Iori crosses the small space to the balcony, re-opening the doors. With the sun having dipped, the heat has abated, something almost cool swirling into the apartment. “Yeah,” he says.
The balcony can snugly hold two people. Iori leans against the railing, paint coming off in flecks under his palms, watching the city. It is less like a city than darkness interspersed by shapes of light: stationary in buildings, blinking overhead from planes, roaming on cars and people on their phones.
A city of this size has a way of making you feel lost. Boss had extended a warm, kind hand, reminding him of his worth, believing in it. And Yohei—
—is also leaning against the railing, and his presence dissipates any worded feelings Iori might have been considering.
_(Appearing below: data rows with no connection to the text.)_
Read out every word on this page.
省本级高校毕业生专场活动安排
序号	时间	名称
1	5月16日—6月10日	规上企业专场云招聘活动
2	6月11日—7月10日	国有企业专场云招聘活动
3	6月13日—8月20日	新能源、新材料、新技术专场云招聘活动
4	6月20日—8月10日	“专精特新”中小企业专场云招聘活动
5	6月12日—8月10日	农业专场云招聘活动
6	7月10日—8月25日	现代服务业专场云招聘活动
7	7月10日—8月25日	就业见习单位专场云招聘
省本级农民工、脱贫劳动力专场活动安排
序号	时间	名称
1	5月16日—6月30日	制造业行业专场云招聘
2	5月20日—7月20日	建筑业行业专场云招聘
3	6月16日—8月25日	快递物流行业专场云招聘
Makes them too real. So he doesn’t think about them, makes them quite literally unreal.
Iori slinks down to sit on the floor. He stretches his legs out and leans back against the railing. Yohei joins him, clicking the lighter after giving Iori a cigarette, but each click is less sure of itself.
“Come the fuck on,” Yohei mutters. “I haven’t had it that long…”
Iori chuckles. “It’s dead, danna. But it’s fine. Birthday present idea! I’ll get you a fancy one, none of this cheap shit that won’t work when we want it to.”
“Way to spoil the surprise, Iori.”
An idea comes to him. It’s selfish, pushing it, but what’s he got to lose on the night of a corpse drop-off with someone as bound to the clan as he is?
“Hmm, that’s how I want danna to be. Spoiled,” Iori says, the cigarette filter moistening with the tightness he clamps it with. He leans in close to Yohei, where the end of his cigarette flares, Iori’s own cigarette tip brushing it, the fire feeding it faithfully. He doesn’t look at Yohei as he pulls away, purposefully tilting his head up, wondering if the smoke leaves him as beautifully as it does Yohei. Or if Yohei would think so, anyway.
“That’s—” It comes out like a croak, and Iori almost looks at Yohei. Almost. He knows better. Yohei clears his throat. “You got your kinds of ‘spoiled’ mixed up there.”
Iori laughs, so relieved there are tears in the corners of his eyes. “Did I?”
“You can be damn annoying,” Yohei says, but it’s far too fond to mean anything.
“Well, don’t start hating me enough to leave, ‘cause I know what you did this summer.”
It’s Yohei who laughs. “Nah, man. We’re seeing this thing through.”
“And the next thing?”
“And the next thing.”
Iori raises his cigarette like a toast, daring to hold Yohei’s gaze. The ends of their cigarettes are bright in his eyes. “I’ll hold you to that,” he says, grinning.